FOR IMMEDIATE RELEASE Contact: Jerry Horn
Date: November 4, 2003 540-785-4733
National Pro-life Religious Council on the Ten Commandments
The National Pro-life Religious Council [NPRC], a coalition of diverse groups within the Christian tradition, decries the court ordered removal of the Ten Commandments monument from the lobby of the Alabama State Judicial Center, as an act with profoundly troubling implications. It is our conviction that the 11th U.S. Circuit Court of Appeals, in their attempt to enforce a presumed and misconstrued separation of church and state, has succeeded in establishing a separation of morals and society. It is hard to imagine a more dangerous precedent than for a branch of government, which has been given the mandate to uphold the law, to deny the very basis upon which they are vested with the powers they wield.
The force of law is the knowledge that we all must answer to someone for the things that we do, particularly things which are known to be harmful. By what standard, however, are we to decide what is harmful and what is not? Is it the standard established by a small, elite group of people? Human history has no shortage of totalitarian and genocidal regimes that have justified their horrors with self-generated standards. Is it the standard established by will of the majority? Again, history is replete with instances of mob rule.

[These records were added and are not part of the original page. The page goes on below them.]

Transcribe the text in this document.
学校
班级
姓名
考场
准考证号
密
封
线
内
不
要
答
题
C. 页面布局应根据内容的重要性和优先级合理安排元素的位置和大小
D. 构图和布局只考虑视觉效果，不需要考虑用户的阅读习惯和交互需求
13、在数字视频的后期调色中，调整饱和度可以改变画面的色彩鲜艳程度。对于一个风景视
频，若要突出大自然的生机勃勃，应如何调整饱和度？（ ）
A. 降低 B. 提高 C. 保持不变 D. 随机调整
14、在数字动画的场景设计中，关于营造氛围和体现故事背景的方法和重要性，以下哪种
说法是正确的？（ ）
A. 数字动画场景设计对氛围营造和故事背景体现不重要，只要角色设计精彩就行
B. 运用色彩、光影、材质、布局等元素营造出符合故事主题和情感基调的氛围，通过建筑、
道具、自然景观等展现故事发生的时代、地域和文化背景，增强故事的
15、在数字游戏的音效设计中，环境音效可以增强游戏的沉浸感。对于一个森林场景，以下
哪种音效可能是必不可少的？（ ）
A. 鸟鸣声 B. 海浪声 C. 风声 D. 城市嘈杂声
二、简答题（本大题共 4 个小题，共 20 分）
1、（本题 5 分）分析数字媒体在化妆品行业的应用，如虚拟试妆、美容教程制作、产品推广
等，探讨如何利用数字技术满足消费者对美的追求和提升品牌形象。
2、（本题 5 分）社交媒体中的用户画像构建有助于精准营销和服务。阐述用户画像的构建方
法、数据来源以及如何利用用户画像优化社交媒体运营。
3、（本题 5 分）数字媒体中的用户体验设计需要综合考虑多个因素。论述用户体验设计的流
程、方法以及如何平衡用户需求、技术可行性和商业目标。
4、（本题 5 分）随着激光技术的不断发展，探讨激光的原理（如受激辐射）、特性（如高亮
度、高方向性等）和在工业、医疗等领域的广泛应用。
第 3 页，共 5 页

Of particular concern to the NPRC, is the "Sixth Commandment" found on Judge Moore’s monument: "You shall not murder." With the order to remove the monument, the 11th Circuit has signaled that the abiding basis for life-protecting legislation exists only in the will of the majority or the whims of tyrants.

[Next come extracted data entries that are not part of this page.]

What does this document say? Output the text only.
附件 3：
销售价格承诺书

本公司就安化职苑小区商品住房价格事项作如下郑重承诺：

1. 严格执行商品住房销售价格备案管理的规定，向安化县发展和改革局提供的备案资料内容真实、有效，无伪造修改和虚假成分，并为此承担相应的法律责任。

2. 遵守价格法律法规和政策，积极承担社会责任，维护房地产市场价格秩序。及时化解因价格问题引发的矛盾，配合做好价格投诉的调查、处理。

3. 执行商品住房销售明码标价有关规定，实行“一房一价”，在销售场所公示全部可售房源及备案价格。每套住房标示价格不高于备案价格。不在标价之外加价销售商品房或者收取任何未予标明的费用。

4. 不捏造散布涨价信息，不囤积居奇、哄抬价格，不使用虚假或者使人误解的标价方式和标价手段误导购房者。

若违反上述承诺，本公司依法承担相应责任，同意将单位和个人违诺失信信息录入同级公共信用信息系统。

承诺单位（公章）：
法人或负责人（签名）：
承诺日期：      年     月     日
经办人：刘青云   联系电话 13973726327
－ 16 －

What the founders of this country realized, which apparently the judges on the 11th Circuit have not, is that the laws of the land must conform to a law higher than merely that of which humans can themselves be convinced. There are standards set by "Nature, and Nature’s God" that human government must emulate and strive to uphold. When these high standards are displaced by the standards of judges who think they know better, we are forced to say with St. Paul, "Professing themselves to be wise, they became fools."
We urge those who serve on our nation’s Courts to protect the public display of the Commandments.